My Final Verdict on the Alia Bhatt Spy Thriller
So, where do we stand on the ultimate question? Is the Alpha movie copied or not?
Based on the teaser alone, the film is absolutely not proven to be a direct copy. But let me be crystal clear: the plagiarism debate is completely justified. The fans who are pointing out these similarities are not just being haters. They are making valid, observable comparisons.
My fair verdict? Alpha looks heavily, almost dangerously, inspired by classic international action cinema. It wears its influences on its sleeve a little too proudly.
I genuinely want this movie to succeed. I want Alia Bhatt to crush this role. Sharvari to become a massive action star.
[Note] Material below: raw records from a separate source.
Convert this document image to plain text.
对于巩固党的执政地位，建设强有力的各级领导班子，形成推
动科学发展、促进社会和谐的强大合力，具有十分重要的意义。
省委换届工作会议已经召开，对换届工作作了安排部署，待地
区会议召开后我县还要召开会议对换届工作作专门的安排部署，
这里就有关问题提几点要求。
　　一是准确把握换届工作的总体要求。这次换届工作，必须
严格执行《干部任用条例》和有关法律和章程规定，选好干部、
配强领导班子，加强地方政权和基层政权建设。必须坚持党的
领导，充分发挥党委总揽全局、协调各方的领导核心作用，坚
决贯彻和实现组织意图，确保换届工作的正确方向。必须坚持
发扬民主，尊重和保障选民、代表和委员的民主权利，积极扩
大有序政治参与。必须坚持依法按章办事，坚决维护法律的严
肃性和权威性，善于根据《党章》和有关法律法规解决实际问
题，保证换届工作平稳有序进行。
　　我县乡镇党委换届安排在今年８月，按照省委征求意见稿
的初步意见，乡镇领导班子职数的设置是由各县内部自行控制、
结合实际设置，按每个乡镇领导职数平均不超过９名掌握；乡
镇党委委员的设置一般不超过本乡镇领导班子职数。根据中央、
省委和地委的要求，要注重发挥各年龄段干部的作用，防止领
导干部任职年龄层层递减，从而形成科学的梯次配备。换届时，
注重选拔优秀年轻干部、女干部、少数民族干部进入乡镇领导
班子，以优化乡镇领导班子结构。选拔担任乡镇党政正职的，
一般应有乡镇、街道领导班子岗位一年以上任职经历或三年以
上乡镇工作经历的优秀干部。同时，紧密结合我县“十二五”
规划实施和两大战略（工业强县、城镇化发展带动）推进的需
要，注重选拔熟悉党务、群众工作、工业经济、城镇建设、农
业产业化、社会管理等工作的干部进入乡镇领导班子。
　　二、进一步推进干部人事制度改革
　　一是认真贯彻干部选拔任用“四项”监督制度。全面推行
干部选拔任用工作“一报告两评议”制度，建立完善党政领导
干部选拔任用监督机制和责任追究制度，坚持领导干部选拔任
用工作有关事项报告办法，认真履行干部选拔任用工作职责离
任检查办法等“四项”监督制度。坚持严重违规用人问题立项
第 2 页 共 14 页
A female-led film succeeding in the YRF Spy Universe would be a massive win for Indian cinema.
But my patience for unoriginal storytelling is wearing extremely thin. If the complete film offers a fresh perspective, mind-blowing action choreography, and a unique emotional core, I will gladly eat my words. The controversy will fade into background noise.
Conversely, if I sit down in the theater and watch a Hindi-dubbed version of La Femme Nikita mixed with American Sniper quotes, I am going to be furious.
For now, Alpha remains one of Bollywood’s most highly anticipated releases. We are all watching closely. Your move, YRF. Please don’t let us down.
FAQ Section
Is the Alpha movie an official remake of La Femme Nikita?
No. Yash Raj Films has not announced Alpha as an official remake of any film. The story is officially credited to Uday Chopra.
Why are people comparing Alpha to American Sniper?
A voiceover in the Alpha teaser uses a metaphor about wolves and sheep. This heavily mirrors a very famous, specific monologue from Clint Eastwood’s American Sniper, leading fans to question the originality of the dialogue.
Will Alpha connect to Pathaan, War, and Tiger?
Yes. Alpha is officially part of the YRF Spy Universe. While it is an origin story for Alia Bhatt and Sharvari’s characters, it exists in the same cinematic world as Shah Rukh Khan’s Pathaan, Hrithik Roshan’s Kabir, and Salman Khan’s Tiger.
When can we finally know if the Alpha movie copied or not?
We will only know for sure once the full movie is released in theaters. A short teaser is not enough evidence to definitively prove plagiarism of an entire storyline.